Na resistência ao fascismo e na luta pela conquista da liberdade, houve um importante contributo dos pescadores, conserveiros e outros trabalhadores e forças da oposição democrática em Peniche. O movimento de oposição ao regime teve aqui significativa expressão organizada. 

 

A solidariedade da população de Peniche para com os presos políticos e suas famílias traduzia-se em apoio moral, na cedência de habitação, na doação de bens alimentares e no transporte de encomendas pelas empresas de camionagem. Numa tentativa de dissuadir este espírito de solidariedade, o regime exercia ameaças, pressões, interrogatórios, buscas e vandalismo a habitações. Na luta pela liberdade, muitos penichenses pagaram um elevado preço. Barbeiros, Operários, carpinteiros navais, padeiros, pescadores e tantos outros chegaram a ser presos.

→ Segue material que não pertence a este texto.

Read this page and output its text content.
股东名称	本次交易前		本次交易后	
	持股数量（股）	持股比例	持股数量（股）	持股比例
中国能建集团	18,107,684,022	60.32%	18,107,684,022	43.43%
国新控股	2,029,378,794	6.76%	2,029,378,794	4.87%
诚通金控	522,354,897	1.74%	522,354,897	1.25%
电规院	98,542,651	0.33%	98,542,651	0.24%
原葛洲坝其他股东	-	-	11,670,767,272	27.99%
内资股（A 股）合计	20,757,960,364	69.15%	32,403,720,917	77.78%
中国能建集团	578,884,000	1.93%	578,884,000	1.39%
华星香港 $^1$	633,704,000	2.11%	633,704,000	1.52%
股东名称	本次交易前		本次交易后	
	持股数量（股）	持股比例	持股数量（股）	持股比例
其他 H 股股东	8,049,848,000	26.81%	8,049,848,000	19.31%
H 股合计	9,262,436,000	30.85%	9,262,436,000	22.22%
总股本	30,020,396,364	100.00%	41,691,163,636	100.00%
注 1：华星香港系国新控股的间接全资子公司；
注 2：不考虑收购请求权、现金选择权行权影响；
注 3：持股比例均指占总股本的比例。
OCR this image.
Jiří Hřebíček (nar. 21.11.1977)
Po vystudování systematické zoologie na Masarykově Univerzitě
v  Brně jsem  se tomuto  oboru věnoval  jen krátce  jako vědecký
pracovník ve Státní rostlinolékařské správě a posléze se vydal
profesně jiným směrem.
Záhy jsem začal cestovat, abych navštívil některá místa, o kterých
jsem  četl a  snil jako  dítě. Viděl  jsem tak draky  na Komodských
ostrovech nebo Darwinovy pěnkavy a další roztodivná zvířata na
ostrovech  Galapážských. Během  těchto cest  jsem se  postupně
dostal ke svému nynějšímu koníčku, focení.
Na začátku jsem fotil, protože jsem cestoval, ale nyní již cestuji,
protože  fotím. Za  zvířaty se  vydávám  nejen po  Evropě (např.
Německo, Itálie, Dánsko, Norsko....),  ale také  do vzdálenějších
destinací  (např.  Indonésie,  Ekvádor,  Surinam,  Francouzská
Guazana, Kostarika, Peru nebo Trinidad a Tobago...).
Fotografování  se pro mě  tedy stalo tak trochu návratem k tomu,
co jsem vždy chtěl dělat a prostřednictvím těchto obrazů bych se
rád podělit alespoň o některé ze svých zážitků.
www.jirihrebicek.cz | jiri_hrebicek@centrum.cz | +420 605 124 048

But the history of this fort is much older ... At the time of the Independence of Portugal, Peniche was still an island. The action of sea currents and winds, over the centuries, led to the sedimentation of the mouth of the São Domingos River, the sands gradually forming a cordon of dunes that, consolidating, united the island to the mainland.

 

The old place of the Ribeira d'Atouguia, at the mouth of this river, was one of the most important Portuguese ports of the Middle Ages, privileged access point to localities of the center of the country. Being the constant target of attacks by English, French and Pirates of Barbaria, King Manuel I of Portugal (1495-1521) commissioned the count of Atouguia to draw up a plan for defense.

 

The construction of the so called castle of the town began in 1557, under the supervision of D. Luís de Ataíde, and was completed around 1570, at the time of the reign of D. Sebastião (1557-1578).

 

At the time of the First World War (1914-1918) German and Austrian were detained there, becoming during the Portuguese Estado Novo (1930-1974), political prison maximum security (1934), when it became the stage of two famous and spectacular escapes.

Over the last few years, this fort has served as the setting for several films, both Portuguese and foreign.

Mas a história deste forte é muito mais antiga...  À época da Independência de Portugal, Peniche ainda era uma ilha. A ação das correntes marítimas e dos ventos, com o passar dos séculos, levou ao assoreamento da Foz do Rio São Domingos, vindo as areias a formar progressivamente um cordão de dunas que, consolidando-se, uniu a ilha ao continente.

 

O antigo lugar da Ribeira d’Atouguia, na foz desse rio, era um dos mais importantes portos portugueses da Idade Média, ponto de acesso privilegiado a localidades do centro do país. Sendo alvo constante de ataques de corsários ingleses, franceses e de Piratas da Barbária, o rei Manuel I de Portugal (1495-1521) encarregou o conde de Atouguia da elaboração de um plano para a defesa. 

 

A construção do chamado castelo da vila começou em 1557, sob a supervisão de D. Luís de Ataíde, e foi concluído por volta de 1570, ao tempo do reinado de D. Sebastião (1557-1578). 

 

À época da Primeira Guerra Mundial (1914-1918), nela estiveram detidos alemães e austríacos, convertendo-se, durante o Estado Novo português (1930-1974), em prisão política de segurança máxima (1934), época em que se tornou palco de duas célebres e espetaculares fugas.

 

Ao longo dos últimos anos, este forte serviu de cenário para diversos filmes, quer portugueses, quer estrangeiros.